Is Mask-Wearing Risk-Free?

Finally, universal mask wearing in health care worker settings is not an entirely benign intervention. A study in 2013 randomized primary care doctors (n = 1030) to mask wearing and non-mask wearing during clinical consultations in public primary care clinics in Hong Kong. Doctors wearing a facemask during these routine interactions had a significantly negative impact on the patients’ perception of doctor empathy. In the more established doctor-patient relationships, the negative effects of perceptions of doctor empathy were even more pronounced.
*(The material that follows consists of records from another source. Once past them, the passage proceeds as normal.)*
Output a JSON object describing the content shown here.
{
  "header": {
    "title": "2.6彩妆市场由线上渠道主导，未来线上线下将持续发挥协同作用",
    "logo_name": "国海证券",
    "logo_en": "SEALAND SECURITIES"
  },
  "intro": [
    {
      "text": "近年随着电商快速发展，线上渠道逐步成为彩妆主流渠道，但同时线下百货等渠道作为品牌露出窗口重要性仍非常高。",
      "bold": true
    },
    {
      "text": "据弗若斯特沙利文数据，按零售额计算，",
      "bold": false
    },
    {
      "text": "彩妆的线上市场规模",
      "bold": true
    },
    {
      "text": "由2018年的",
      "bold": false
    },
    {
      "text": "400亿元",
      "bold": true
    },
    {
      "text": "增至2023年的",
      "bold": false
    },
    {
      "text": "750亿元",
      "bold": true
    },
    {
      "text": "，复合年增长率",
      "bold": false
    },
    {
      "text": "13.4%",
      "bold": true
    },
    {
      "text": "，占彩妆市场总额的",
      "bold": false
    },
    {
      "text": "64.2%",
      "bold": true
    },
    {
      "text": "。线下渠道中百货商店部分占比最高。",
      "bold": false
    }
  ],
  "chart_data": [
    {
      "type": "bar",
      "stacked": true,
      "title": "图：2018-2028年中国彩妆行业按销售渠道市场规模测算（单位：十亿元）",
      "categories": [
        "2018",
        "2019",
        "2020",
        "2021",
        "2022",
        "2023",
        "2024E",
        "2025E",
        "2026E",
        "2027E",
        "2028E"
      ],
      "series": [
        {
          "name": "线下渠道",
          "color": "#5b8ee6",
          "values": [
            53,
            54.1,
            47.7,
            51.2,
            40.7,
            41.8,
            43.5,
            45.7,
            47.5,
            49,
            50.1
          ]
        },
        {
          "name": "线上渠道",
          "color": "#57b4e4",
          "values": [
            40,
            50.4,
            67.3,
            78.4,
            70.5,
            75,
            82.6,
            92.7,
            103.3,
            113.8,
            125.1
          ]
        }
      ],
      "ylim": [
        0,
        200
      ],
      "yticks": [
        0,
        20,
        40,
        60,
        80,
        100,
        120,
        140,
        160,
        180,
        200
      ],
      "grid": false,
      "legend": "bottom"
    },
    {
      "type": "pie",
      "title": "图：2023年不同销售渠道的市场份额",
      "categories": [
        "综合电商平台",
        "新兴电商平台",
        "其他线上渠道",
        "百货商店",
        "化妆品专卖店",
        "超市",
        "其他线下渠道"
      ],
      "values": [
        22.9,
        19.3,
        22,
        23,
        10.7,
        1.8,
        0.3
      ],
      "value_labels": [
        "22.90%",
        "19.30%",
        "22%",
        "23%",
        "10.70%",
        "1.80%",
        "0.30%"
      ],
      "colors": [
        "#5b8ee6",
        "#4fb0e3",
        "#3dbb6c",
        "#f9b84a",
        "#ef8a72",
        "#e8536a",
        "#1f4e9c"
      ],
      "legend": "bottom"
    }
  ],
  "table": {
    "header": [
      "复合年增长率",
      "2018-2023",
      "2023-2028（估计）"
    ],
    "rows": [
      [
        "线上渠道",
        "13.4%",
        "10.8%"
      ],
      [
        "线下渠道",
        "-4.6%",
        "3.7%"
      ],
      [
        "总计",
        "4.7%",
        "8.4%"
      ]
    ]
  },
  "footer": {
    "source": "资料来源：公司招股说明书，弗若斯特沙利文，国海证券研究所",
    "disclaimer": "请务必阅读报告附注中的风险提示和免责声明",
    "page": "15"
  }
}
A study during the COVID-19 pandemic, published in 2021, describes some of the negative impacts of universal mask wearing on the physician-patient relationship, including hiding of facial expressions, subtle tonal inflections, and voice modulation. Finally, a randomized study of surgeons wearing clear masks versus standard surgical masks, published in The Journal of American Medical Association JAMA Surgery in 2021, showed that patients appreciated the visualization of their surgeons’ faces through clear masks, citing improved communication, trust, and a perception of increased empathy.

When Should Masks be Worn?

Continued standardized respiratory precautions during aerosol-generating procedures should be continued for COVID-19 in the health care setting if a patient tests positive for SARS-CoV-2 or if the patient’s status is unknown. Moreover, use of a respirator mask by health care workers when interacting with a patient with COVID-19 should certainly be continued.

However, universal surgical mask wearing with standard patient interactions in the health care setting does not seem to have evidence behind it in protecting either the health care worker or patients from respiratory pathogens, including SARS-CoV-2, via a critical appraisal of the data. Discontinuation of this practice at this stage of the pandemic seems indicated, with continued precautions as listed above, as we learn to “live with COVID-19,” including in health care settings, moving forward.